Фомичев отвечал с готовностью, а на душе кошки скребли. Хотя по началу разговора страшного ничего не предвиделось.
— Хорошее дело жениться, — благодушно отозвался Грязнов. Привалился к спинке кресла, забросив ногу на ногу, разнеженно наигрывал пальцами на кожаном подлокотнике. — Я вот никак не удосужился. Все не получается. Так, глядишь, холостяком и кончишь…
Фомичев осторожно откашлялся в кулак.
— За вас каждая с радостью, только захотеть.
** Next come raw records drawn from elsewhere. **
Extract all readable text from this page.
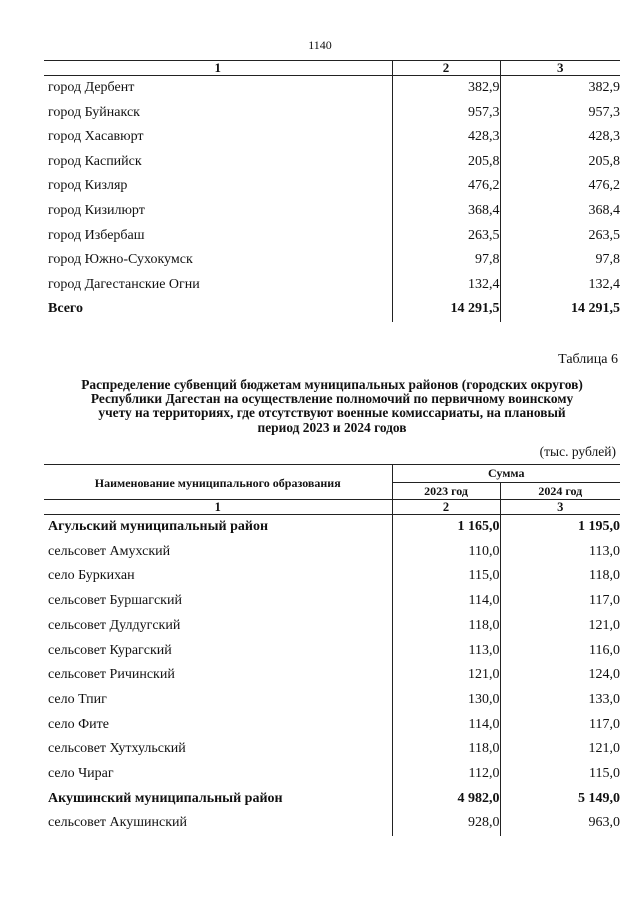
1140
1	2	3
город Дербент	382,9	382,9
город Буйнакск	957,3	957,3
город Хасавюрт	428,3	428,3
город Каспийск	205,8	205,8
город Кизляр	476,2	476,2
город Кизилюрт	368,4	368,4
город Избербаш	263,5	263,5
город Южно-Сухокумск	97,8	97,8
город Дагестанские Огни	132,4	132,4
Всего	14 291,5	14 291,5
Таблица 6
Распределение субвенций бюджетам муниципальных районов (городских округов)
Республики Дагестан на осуществление полномочий по первичному воинскому
учету на территориях, где отсутствуют военные комиссариаты, на плановый
период 2023 и 2024 годов
(тыс. рублей)
Наименование муниципального образования	Сумма	
	2023 год	2024 год
1	2	3
Агульский муниципальный район	1 165,0	1 195,0
сельсовет Амухский	110,0	113,0
село Буркихан	115,0	118,0
сельсовет Буршагский	114,0	117,0
сельсовет Дулдугский	118,0	121,0
сельсовет Курагский	113,0	116,0
сельсовет Ричинский	121,0	124,0
село Тпиг	130,0	133,0
село Фите	114,0	117,0
сельсовет Хутхульский	118,0	121,0
село Чираг	112,0	115,0
Акушинский муниципальный район	4 982,0	5 149,0
сельсовет Акушинский	928,0	963,0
— Видимо, не очень хочу… Степенному мастеровому нужен свой дом. В конторе ссуду на строительство возьмите. Скажете, с моего разрешения.
Грязнов встал из-за стола, прошел к окну. На той стороне площади у Белого корпуса стояла нищенка, тянула руку к прохожим. Рядом мальчонка лет восьми, съежился, замерз. Прохожие шли мимо, не задерживаясь. Нищенка упорно тянула руку, что-то говорила. Издалека лицо ее казалось молодым, но только очень усталым. Грязнов вдруг почувствовал, что тоже устал. Остро захотелось уйти от всех дел, забыть тревоги. А куда пойдешь? Фабрика связала по рукам и ногам. Глядя на нищенку, подумал, что у каждого своя судьба. Вот пройдет сердобольный человек, бросит ей монету. Она накормит мальчишку, обогреется, и сон ей придет крепкий. До завтрашнего утра будет чувствовать себя счастливой. А у него все есть, но нет того, что называется счастьем.
Вдруг устыдился своих чувств, усмехнулся презрительно: «Нервы сдают. Старость, что ли, идет?»
Повернулся к Фомичеву:
— С прежними приятелями дружбу растеряли? Все, поди, возле молодой?
Фомичев побледнел. Мелькнуло: «Конечно, вызвал из-за этих несчастных листовок. Подозревает». Честно округлил глаза, сказал твердо:
— Я, господин директор, оборвал все сношения с ними. Хватит, пошалил в молодости.
Поспешный ответ Фомичева и бледность его лица удивили Грязнова: «Ишь, как напуган».